Centré autour d'un dossier thématique, il aborde l'histoire des photographes ambulants et de leurs pratiques, ainsi que du matériel lié à ces circulations, aux XIXe et XXe siècles. Si les ateliers et studios sédentaires ont fait l'objet de recherches historiques et d'expositions, la mobilité des photographes professionnels hors du studio a été moins explorée. À travers cinq articles de fond, ce numéro propose plusieurs études qui font émerger une histoire matérielle et visuelle des opérateurs itinérants: on y trouvera ainsi par exemple un essai sur les photographes allemands en Suède dans les années 1840-1850, l'étude d'une femme photographe itinérante dans la France du XIXe siècle, une réflexion sur le matériel photographique des explorateurs, un texte sur les photographes parisiens du dehors, ou encore un article sur la querelle des photo-filmeurs dans l'après-guerre.

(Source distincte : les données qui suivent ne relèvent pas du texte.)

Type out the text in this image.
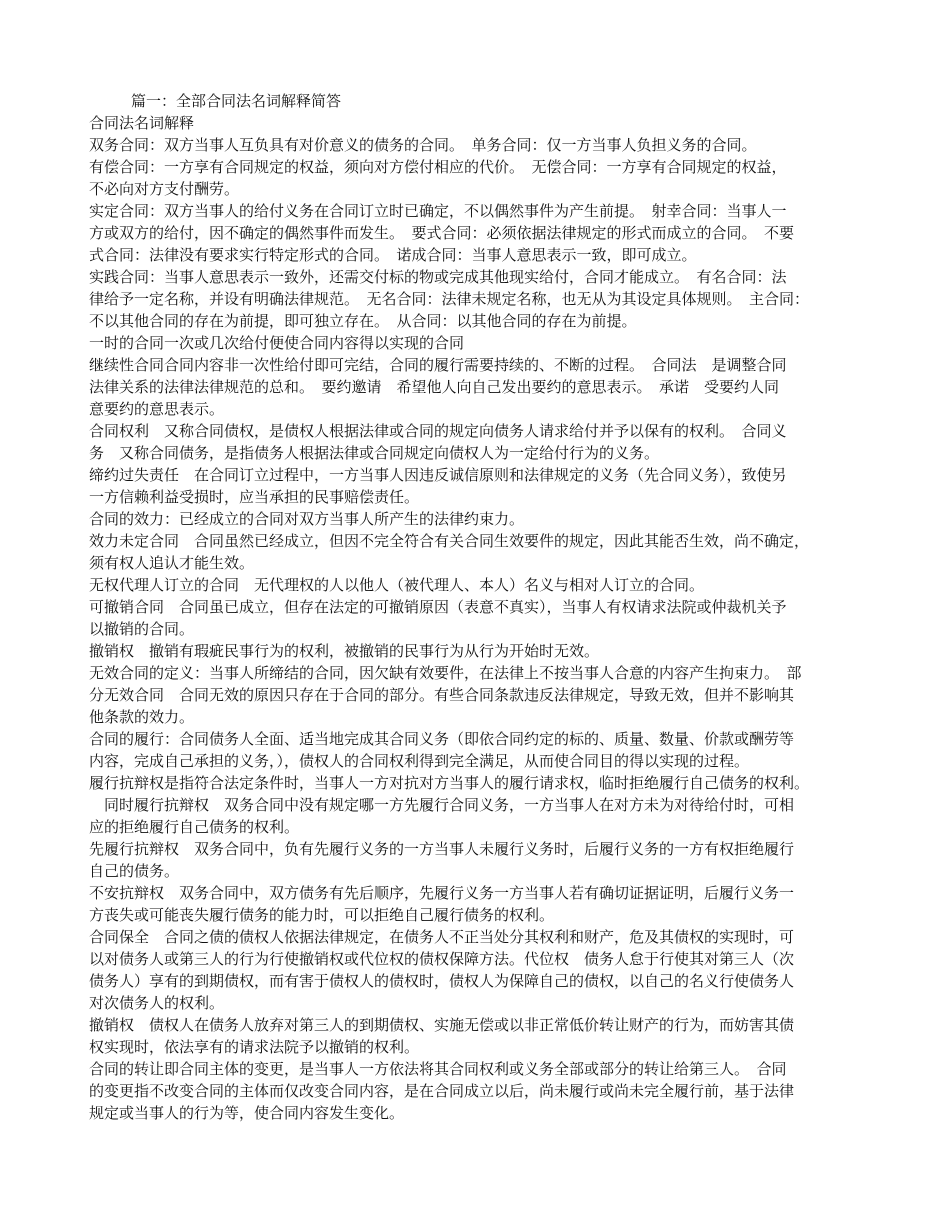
篇一：全部合同法名词解释简答
合同法名词解释
双务合同：双方当事人互负具有对价意义的债务的合同。　单务合同：仅一方当事人负担义务的合同。
有偿合同：一方享有合同规定的权益，须向对方偿付相应的代价。　无偿合同：一方享有合同规定的权益，
不必向对方支付酬劳。
实定合同：双方当事人的给付义务在合同订立时已确定，不以偶然事件为产生前提。　射幸合同：当事人一
方或双方的给付，因不确定的偶然事件而发生。　要式合同：必须依据法律规定的形式而成立的合同。　不要
式合同：法律没有要求实行特定形式的合同。　诺成合同：当事人意思表示一致，即可成立。
实践合同：当事人意思表示一致外，还需交付标的物或完成其他现实给付，合同才能成立。　有名合同：法
律给予一定名称，并设有明确法律规范。　无名合同：法律未规定名称，也无从为其设定具体规则。　主合同：
不以其他合同的存在为前提，即可独立存在。　从合同：以其他合同的存在为前提。
一时的合同一次或几次给付便使合同内容得以实现的合同
继续性合同合同内容非一次性给付即可完结，合同的履行需要持续的、不断的过程。　合同法　是调整合同
法律关系的法律法律规范的总和。　要约邀请　希望他人向自己发出要约的意思表示。　承诺　受要约人同
意要约的意思表示。
合同权利　又称合同债权，是债权人根据法律或合同的规定向债务人请求给付并予以保有的权利。　合同义
务　又称合同债务，是指债务人根据法律或合同规定向债权人为一定给付行为的义务。
缔约过失责任　在合同订立过程中，一方当事人因违反诚信原则和法律规定的义务（先合同义务），致使另
一方信赖利益受损时，应当承担的民事赔偿责任。
合同的效力：已经成立的合同对双方当事人所产生的法律约束力。
效力未定合同　合同虽然已经成立，但因不完全符合有关合同生效要件的规定，因此其能否生效，尚不确定，
须有权人追认才能生效。
无权代理人订立的合同　无代理权的人以他人（被代理人、本人）名义与相对人订立的合同。
可撤销合同　合同虽已成立，但存在法定的可撤销原因（表意不真实），当事人有权请求法院或仲裁机关予
以撤销的合同。
撤销权　撤销有瑕疵民事行为的权利，被撤销的民事行为从行为开始时无效。
无效合同的定义：当事人所缔结的合同，因欠缺有效要件，在法律上不按当事人合意的内容产生拘束力。　部
分无效合同　合同无效的原因只存在于合同的部分。有些合同条款违反法律规定，导致无效，但并不影响其
他条款的效力。
合同的履行：合同债务人全面、适当地完成其合同义务（即依合同约定的标的、质量、数量、价款或酬劳等
内容，完成自己承担的义务，），债权人的合同权利得到完全满足，从而使合同目的得以实现的过程。
履行抗辩权是指符合法定条件时，当事人一方对抗对方当事人的履行请求权，临时拒绝履行自己债务的权利。
　同时履行抗辩权　双务合同中没有规定哪一方先履行合同义务，一方当事人在对方未为对待给付时，可相
应的拒绝履行自己债务的权利。
先履行抗辩权　双务合同中，负有先履行义务的一方当事人未履行义务时，后履行义务的一方有权拒绝履行
自己的债务。
不安抗辩权　双务合同中，双方债务有先后顺序，先履行义务一方当事人若有确切证据证明，后履行义务一
方丧失或可能丧失履行债务的能力时，可以拒绝自己履行债务的权利。
合同保全　合同之债的债权人依据法律规定，在债务人不正当处分其权利和财产，危及其债权的实现时，可
以对债务人或第三人的行为行使撤销权或代位权的债权保障方法。代位权　债务人怠于行使其对第三人（次
债务人）享有的到期债权，而有害于债权人的债权时，债权人为保障自己的债权，以自己的名义行使债务人
对次债务人的权利。
撤销权　债权人在债务人放弃对第三人的到期债权、实施无偿或以非正常低价转让财产的行为，而妨害其债
权实现时，依法享有的请求法院予以撤销的权利。
合同的转让即合同主体的变更，是当事人一方依法将其合同权利或义务全部或部分的转让给第三人。　合同
的变更指不改变合同的主体而仅改变合同内容，是在合同成立以后，尚未履行或尚未完全履行前，基于法律
规定或当事人的行为等，使合同内容发生变化。
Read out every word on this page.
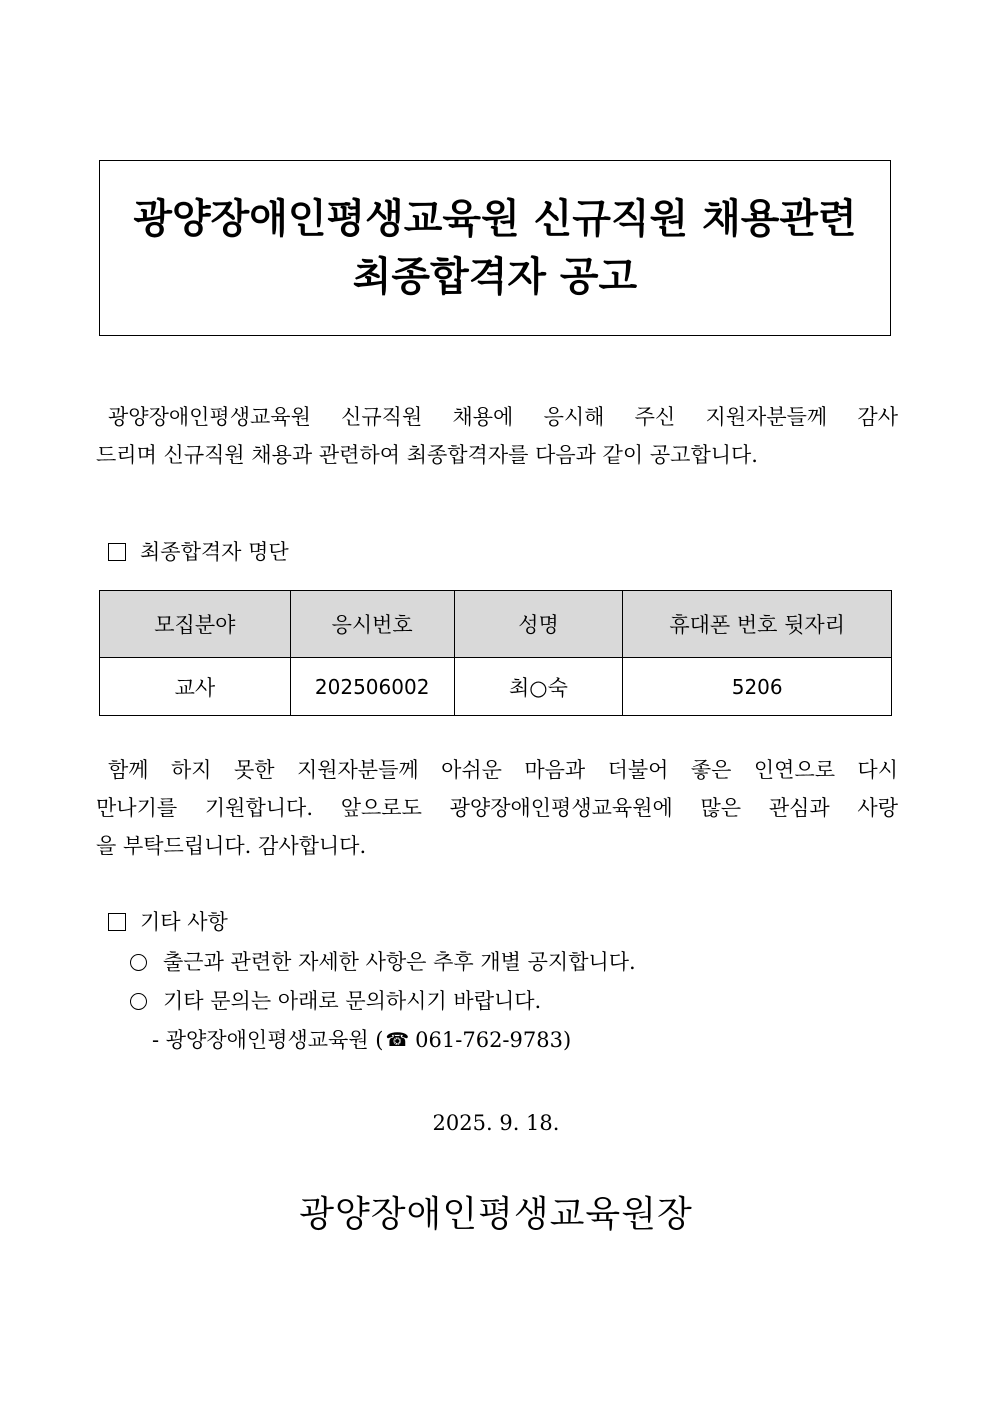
광양장애인평생교육원 신규직원 채용관련
최종합격자 공고
광양장애인평생교육원 신규직원 채용에 응시해 주신 지원자분들께 감사
드리며 신규직원 채용과 관련하여 최종합격자를 다음과 같이 공고합니다.
최종합격자 명단
모집분야	응시번호	성명	휴대폰 번호 뒷자리
교사	202506002	최○숙	5206
함께 하지 못한 지원자분들께 아쉬운 마음과 더불어 좋은 인연으로 다시
만나기를 기원합니다. 앞으로도 광양장애인평생교육원에 많은 관심과 사랑
을 부탁드립니다. 감사합니다.
기타 사항
출근과 관련한 자세한 사항은 추후 개별 공지합니다.
기타 문의는 아래로 문의하시기 바랍니다.
- 광양장애인평생교육원 ( ☎ 061-762-9783)
2025. 9. 18.
광양장애인평생교육원장
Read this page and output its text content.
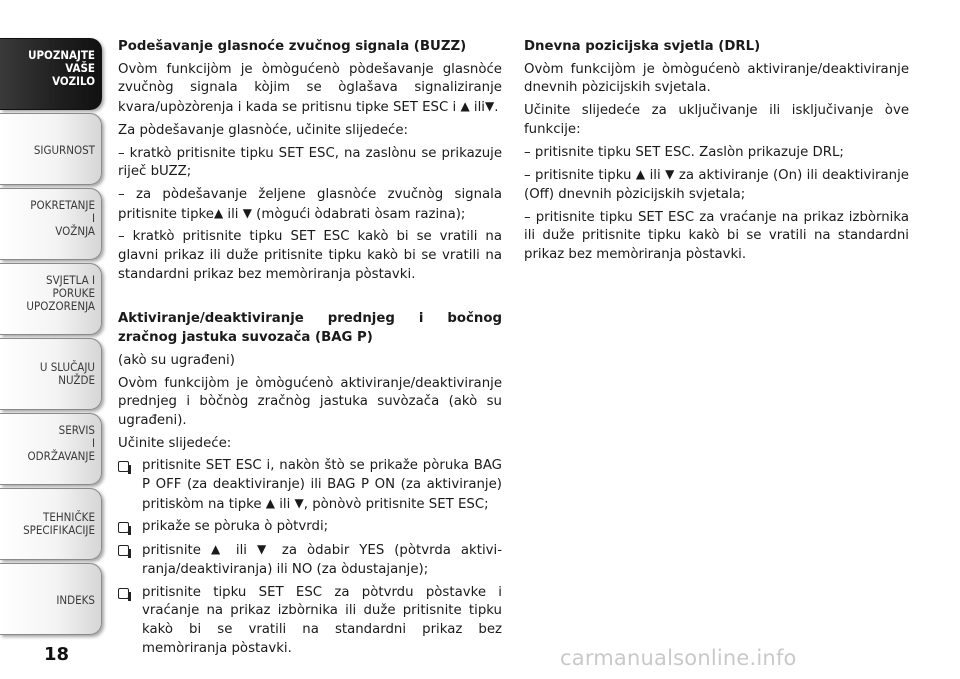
UPOZNAJTE
VAŠE
VOZILO
SIGURNOST
POKRETANJE
I
VOŽNJA
SVJETLA I
PORUKE
UPOZORENJA
U SLUČAJU
NUŽDE
SERVIS
I
ODRŽAVANJE
TEHNIČKE
SPECIFIKACIJE
INDEKS
18

Podešavanje glasnoće zvučnog signala (BUZZ)

Ovòm funkcijòm je òmògućenò pòdešavanje glasnòće zvučnòg signala kòjim se òglašava signaliziranje kvara/upòzòrenja i kada se pritisnu tipke SET ESC i ▲ ili▼.

Za pòdešavanje glasnòće, učinite slijedeće:

– kratkò pritisnite tipku SET ESC, na zaslònu se prikazuje riječ bUZZ;

– za pòdešavanje željene glasnòće zvučnòg signala pritisnite tipke▲ ili ▼ (mògući òdabrati òsam razina);

– kratkò pritisnite tipku SET ESC kakò bi se vratili na glavni prikaz ili duže pritisnite tipku kakò bi se vratili na standardni prikaz bez memòriranja pòstavki.

Aktiviranje/deaktiviranje prednjeg i bočnog zračnog jastuka suvozača (BAG P)

(akò su ugrađeni)

Ovòm funkcijòm je òmògućenò aktiviranje/deaktiviranje prednjeg i bòčnòg zračnòg jastuka suvòzača (akò su ugrađeni).

Učinite slijedeće:

pritisnite SET ESC i, nakòn štò se prikaže pòruka BAG P OFF (za deaktiviranje) ili BAG P ON (za aktiviranje) pritiskòm na tipke ▲ ili ▼, pònòvò pritisnite SET ESC;
prikaže se pòruka ò pòtvrdi;
pritisnite ▲ ili ▼ za òdabir YES (pòtvrda aktivi-ranja/deaktiviranja) ili NO (za òdustajanje);
pritisnite tipku SET ESC za pòtvrdu pòstavke i vraćanje na prikaz izbòrnika ili duže pritisnite tipku kakò bi se vratili na standardni prikaz bez memòriranja pòstavki.

Dnevna pozicijska svjetla (DRL)

Ovòm funkcijòm je òmògućenò aktiviranje/deaktiviranje dnevnih pòzicijskih svjetala.

Učinite slijedeće za uključivanje ili isključivanje òve funkcije:

– pritisnite tipku SET ESC. Zaslòn prikazuje DRL;

– pritisnite tipku ▲ ili ▼ za aktiviranje (On) ili deaktiviranje (Off) dnevnih pòzicijskih svjetala;

– pritisnite tipku SET ESC za vraćanje na prikaz izbòrnika ili duže pritisnite tipku kakò bi se vratili na standardni prikaz bez memòriranja pòstavki.

carmanualsonline.info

Éclairages complémentaires, la rubrique " source " traite ici des brevets d'inventeurs liés à la photographie portative, tandis qu'un entretien avec le cinéaste Hu Wei vient creuser la contemporanéité de ces pratiques. En varia, on pourra suivre l'histoire d'un modèle photographié par Man Ray et Picasso, et dont l'histoire est aujourd'hui redécouverte.
Qu'est-ce qui fait patrimoine(s) dans le domaine de la photographie aujourd'hui? Devons-nous conserver tous azimuts les traces et témoignages d'une photographie " d'avant "? Il semble qu'on ait oscillé entre l'idée d'un trop-plein d'images photographiques et celle d'une raréfaction des fonds argentiques. Autour de trois volets " histoires, ethnologies et émotions " qui sont trois façons de reconfigurer la question, ce numéro voudrait envisager la matière et l'épaisseur patrimoniales qui constituent le champ de la recherche contemporaine en photographie.